In January 2010, the ongoing reduction in the Arctic sea ice led telecoms cable specialist Kodiak-Kenai Cable to propose the laying of a fiberoptic cable connecting London and Tokyo, by way of the Northwest Passage, saying the proposed system would nearly cut in half the time it takes to send messages from the United Kingdom to Japan.

In September 2013, the first large ice strengthened sea freighter, Nordic Orion, used the passage.

In 2016 a new record was set when the cruise ship Crystal Serenity transited with 1,700 passengers and crew. Crystal Serenity is the largest cruise ship to navigate the Northwest Passage. Starting on August 10, 2016, the ship sailed from Vancouver to New York City, taking 28 days for the journey.

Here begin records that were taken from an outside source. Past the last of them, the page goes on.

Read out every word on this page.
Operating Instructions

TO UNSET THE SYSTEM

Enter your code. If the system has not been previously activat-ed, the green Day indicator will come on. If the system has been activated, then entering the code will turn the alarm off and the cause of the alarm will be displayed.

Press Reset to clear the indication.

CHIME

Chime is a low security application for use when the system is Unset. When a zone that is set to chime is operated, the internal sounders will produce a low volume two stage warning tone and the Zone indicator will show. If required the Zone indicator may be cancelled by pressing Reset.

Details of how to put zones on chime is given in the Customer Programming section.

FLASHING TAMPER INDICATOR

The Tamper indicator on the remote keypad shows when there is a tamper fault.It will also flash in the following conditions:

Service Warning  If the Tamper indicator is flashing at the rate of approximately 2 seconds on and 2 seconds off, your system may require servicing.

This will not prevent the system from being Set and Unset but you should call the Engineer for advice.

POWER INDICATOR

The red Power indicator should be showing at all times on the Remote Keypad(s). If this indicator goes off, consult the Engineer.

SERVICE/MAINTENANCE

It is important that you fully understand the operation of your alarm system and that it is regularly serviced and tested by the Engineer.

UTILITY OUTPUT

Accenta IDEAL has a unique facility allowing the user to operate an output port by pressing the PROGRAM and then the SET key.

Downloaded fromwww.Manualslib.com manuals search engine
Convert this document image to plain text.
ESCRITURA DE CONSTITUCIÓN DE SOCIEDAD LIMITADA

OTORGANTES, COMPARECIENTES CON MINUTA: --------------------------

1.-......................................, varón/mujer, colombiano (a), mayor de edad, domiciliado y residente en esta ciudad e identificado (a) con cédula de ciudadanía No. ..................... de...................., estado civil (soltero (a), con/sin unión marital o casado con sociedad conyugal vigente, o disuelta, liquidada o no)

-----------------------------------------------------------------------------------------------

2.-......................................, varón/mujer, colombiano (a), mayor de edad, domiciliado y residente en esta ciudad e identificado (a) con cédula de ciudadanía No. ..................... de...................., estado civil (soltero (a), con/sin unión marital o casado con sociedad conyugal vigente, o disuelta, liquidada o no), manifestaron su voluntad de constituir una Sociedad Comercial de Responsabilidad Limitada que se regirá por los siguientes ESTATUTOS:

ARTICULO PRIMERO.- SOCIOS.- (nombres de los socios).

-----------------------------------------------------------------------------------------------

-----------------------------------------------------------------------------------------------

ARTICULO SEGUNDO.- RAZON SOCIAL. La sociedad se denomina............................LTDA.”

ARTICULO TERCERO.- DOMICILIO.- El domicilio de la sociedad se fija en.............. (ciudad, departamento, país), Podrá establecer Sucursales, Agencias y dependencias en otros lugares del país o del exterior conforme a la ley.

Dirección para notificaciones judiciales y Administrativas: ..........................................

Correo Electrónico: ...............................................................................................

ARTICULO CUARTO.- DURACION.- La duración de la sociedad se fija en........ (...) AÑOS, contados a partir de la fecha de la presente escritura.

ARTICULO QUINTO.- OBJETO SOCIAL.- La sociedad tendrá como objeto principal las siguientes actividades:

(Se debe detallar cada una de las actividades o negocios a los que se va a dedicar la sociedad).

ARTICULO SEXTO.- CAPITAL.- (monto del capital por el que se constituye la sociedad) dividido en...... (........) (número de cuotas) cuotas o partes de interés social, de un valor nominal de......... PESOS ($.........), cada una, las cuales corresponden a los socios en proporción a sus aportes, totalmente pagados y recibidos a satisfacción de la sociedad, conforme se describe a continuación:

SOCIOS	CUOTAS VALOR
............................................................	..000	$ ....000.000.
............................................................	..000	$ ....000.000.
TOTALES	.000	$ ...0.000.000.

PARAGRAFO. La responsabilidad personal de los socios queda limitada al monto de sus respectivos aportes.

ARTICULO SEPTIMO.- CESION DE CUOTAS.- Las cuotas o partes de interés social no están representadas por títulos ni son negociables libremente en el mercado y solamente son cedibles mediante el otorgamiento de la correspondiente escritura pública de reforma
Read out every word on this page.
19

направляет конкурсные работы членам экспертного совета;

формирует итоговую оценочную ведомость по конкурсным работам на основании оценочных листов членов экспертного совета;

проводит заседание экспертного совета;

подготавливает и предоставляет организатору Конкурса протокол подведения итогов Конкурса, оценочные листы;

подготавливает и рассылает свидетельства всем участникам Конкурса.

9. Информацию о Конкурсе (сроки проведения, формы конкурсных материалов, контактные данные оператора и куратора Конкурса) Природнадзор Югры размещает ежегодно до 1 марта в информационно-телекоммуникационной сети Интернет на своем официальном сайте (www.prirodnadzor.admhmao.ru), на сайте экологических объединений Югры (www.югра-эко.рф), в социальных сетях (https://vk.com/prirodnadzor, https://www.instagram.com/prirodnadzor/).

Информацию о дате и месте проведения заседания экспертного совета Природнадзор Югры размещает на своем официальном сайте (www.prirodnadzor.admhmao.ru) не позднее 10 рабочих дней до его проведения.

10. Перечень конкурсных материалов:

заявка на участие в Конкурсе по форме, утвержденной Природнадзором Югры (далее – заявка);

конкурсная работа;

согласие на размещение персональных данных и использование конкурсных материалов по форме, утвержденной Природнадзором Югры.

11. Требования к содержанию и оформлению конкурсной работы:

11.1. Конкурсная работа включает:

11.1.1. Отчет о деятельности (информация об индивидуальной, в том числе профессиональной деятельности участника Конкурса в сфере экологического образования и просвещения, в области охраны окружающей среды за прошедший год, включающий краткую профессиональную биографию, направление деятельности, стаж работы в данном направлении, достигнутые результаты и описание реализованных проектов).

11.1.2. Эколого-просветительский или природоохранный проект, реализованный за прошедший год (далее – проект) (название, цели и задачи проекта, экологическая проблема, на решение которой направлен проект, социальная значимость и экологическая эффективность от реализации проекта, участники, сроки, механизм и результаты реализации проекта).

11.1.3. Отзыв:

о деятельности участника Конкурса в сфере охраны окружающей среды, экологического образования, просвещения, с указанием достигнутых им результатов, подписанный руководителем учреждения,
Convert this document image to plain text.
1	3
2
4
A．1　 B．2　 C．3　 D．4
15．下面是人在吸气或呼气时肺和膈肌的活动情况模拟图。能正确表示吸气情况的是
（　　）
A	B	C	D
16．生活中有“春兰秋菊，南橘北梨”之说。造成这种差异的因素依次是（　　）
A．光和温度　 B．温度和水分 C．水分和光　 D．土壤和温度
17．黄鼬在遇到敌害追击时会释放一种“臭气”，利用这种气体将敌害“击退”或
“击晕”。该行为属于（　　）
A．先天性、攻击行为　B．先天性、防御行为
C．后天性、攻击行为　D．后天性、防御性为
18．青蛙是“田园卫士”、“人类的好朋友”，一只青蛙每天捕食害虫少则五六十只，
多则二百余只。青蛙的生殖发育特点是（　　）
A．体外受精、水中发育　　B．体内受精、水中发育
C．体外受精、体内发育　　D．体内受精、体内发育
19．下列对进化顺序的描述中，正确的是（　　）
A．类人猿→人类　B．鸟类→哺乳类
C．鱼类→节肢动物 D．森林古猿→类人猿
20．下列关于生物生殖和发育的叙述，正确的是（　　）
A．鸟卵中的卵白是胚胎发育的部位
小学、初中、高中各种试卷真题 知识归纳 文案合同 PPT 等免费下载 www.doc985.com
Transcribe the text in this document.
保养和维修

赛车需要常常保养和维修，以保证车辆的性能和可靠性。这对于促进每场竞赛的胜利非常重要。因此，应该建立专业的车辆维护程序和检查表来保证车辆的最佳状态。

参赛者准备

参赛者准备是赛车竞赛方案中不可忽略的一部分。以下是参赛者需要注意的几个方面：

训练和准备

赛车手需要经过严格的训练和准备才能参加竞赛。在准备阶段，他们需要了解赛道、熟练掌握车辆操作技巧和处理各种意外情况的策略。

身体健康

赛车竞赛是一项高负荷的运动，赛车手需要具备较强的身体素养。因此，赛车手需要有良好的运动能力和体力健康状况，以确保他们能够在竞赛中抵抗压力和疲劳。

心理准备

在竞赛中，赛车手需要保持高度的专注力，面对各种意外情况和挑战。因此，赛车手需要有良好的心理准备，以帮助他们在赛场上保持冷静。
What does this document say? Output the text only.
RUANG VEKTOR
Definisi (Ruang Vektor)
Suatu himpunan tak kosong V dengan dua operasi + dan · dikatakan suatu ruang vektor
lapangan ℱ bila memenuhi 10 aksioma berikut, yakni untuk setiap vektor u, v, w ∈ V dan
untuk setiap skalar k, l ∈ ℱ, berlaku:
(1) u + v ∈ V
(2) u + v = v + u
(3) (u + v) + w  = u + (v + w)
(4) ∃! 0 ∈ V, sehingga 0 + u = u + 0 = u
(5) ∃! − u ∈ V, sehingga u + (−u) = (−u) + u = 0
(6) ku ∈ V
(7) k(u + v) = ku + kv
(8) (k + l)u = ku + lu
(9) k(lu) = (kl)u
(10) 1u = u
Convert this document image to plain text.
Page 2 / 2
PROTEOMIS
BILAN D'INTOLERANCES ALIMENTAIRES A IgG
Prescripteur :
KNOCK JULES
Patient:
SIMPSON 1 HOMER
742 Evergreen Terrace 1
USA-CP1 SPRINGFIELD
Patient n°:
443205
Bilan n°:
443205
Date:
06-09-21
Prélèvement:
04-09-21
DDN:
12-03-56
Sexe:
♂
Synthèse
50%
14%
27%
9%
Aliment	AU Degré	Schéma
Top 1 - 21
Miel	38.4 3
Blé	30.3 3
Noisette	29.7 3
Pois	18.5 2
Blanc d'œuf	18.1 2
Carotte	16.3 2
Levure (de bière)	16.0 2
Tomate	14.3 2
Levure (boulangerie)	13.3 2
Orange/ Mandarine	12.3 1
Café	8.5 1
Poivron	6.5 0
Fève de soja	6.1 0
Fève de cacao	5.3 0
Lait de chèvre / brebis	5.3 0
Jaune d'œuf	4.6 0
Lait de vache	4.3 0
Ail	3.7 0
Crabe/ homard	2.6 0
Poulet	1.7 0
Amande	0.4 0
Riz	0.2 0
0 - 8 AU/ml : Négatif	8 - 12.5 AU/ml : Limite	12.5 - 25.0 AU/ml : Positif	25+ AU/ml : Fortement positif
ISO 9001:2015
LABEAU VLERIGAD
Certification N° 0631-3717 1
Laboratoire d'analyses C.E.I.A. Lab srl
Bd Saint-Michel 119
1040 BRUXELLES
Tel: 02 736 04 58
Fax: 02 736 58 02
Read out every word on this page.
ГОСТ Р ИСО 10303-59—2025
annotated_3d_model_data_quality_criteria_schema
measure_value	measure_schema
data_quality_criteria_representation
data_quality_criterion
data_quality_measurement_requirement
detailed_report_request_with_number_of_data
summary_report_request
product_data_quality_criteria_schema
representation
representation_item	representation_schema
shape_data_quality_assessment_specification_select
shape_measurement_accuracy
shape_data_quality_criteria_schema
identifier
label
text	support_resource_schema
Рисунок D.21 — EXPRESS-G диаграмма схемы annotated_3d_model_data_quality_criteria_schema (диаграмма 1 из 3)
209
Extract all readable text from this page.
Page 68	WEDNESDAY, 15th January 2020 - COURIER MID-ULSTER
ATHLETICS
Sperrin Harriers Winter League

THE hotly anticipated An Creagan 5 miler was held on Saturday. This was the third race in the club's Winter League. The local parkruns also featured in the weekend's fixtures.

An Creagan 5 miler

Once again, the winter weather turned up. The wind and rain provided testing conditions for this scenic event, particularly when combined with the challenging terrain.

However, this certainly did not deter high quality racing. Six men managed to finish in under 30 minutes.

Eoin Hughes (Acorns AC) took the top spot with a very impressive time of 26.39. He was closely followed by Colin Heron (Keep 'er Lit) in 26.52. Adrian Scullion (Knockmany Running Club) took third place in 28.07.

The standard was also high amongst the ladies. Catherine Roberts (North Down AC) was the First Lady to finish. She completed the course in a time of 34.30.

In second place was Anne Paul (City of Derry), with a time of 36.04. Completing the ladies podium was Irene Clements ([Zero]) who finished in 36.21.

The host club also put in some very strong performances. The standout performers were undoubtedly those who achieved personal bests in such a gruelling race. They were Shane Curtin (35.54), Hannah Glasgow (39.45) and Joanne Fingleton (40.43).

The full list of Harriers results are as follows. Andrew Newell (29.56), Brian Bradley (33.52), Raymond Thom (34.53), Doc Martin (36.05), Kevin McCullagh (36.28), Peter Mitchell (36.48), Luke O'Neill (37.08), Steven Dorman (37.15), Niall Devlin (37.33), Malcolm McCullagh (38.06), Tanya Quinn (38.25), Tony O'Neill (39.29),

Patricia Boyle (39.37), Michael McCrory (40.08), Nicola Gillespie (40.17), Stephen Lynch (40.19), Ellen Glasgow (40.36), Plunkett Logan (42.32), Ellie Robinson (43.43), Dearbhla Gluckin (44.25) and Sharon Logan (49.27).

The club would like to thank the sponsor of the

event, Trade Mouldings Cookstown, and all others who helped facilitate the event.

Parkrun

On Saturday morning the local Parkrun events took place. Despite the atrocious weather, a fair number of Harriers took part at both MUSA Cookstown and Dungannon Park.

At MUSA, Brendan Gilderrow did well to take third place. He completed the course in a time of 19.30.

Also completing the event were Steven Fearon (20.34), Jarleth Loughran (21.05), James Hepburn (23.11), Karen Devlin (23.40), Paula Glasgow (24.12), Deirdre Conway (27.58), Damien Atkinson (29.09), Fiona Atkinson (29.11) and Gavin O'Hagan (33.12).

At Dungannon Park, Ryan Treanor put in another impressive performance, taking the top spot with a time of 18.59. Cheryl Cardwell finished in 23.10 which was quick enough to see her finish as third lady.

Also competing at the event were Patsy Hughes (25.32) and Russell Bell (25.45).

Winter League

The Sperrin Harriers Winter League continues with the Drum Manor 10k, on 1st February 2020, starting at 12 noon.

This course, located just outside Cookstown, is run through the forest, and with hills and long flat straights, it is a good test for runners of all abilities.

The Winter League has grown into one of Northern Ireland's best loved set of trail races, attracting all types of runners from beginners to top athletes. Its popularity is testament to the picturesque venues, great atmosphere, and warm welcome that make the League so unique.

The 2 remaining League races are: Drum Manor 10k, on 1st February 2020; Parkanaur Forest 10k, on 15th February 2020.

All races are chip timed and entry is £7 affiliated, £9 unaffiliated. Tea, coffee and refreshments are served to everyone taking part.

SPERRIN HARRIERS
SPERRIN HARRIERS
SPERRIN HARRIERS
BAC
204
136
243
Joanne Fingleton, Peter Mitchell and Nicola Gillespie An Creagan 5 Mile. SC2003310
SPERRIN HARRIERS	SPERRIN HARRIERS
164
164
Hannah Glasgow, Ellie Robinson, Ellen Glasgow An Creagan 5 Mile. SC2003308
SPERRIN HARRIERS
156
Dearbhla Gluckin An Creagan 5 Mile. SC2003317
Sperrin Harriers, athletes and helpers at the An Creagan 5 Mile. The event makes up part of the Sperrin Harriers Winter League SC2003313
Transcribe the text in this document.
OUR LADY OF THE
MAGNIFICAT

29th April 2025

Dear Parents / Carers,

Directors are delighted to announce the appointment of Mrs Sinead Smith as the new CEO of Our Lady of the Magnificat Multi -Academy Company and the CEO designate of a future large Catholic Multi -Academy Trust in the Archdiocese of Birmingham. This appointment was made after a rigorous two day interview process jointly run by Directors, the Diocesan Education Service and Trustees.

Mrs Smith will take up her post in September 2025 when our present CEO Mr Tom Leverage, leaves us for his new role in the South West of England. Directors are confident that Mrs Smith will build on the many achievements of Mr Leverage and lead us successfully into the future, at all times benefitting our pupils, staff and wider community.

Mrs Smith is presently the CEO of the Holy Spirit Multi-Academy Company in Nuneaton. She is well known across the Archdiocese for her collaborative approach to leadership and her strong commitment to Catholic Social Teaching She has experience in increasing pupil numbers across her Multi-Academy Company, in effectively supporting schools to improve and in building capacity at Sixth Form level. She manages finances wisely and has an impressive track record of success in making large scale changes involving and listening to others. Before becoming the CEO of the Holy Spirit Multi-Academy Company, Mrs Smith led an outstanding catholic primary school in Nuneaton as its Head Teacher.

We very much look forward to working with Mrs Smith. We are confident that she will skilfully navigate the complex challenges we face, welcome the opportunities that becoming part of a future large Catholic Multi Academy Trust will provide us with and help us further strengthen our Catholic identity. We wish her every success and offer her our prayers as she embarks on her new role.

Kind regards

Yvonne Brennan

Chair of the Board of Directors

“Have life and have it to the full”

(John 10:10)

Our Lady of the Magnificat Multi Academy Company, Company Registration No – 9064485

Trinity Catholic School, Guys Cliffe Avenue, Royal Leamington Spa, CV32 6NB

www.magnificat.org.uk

Transfer of Pacific species to North Atlantic

Scientists believe that reduced sea ice in the Northwest Passage has permitted some new species to migrate across the Arctic Ocean. The gray whale Eschrichtius robustus has not been seen in the Atlantic since it was hunted to extinction there in the 18th century, but in May 2010, one such whale turned up in the Mediterranean. Scientists speculated the whale had followed its food sources through the Northwest Passage and simply kept on going.

The plankton species Neodenticula seminae had not been recorded in the Atlantic for 800,000 years. Over the past few years, however, it has become increasingly prevalent there. Again, scientists believe that it got there through the reopened Northwest Passage.

In August 2010, two bowhead whales from West Greenland and Alaska respectively, entered the Northwest Passage from opposite directions and spent approximately 10 days in the same area.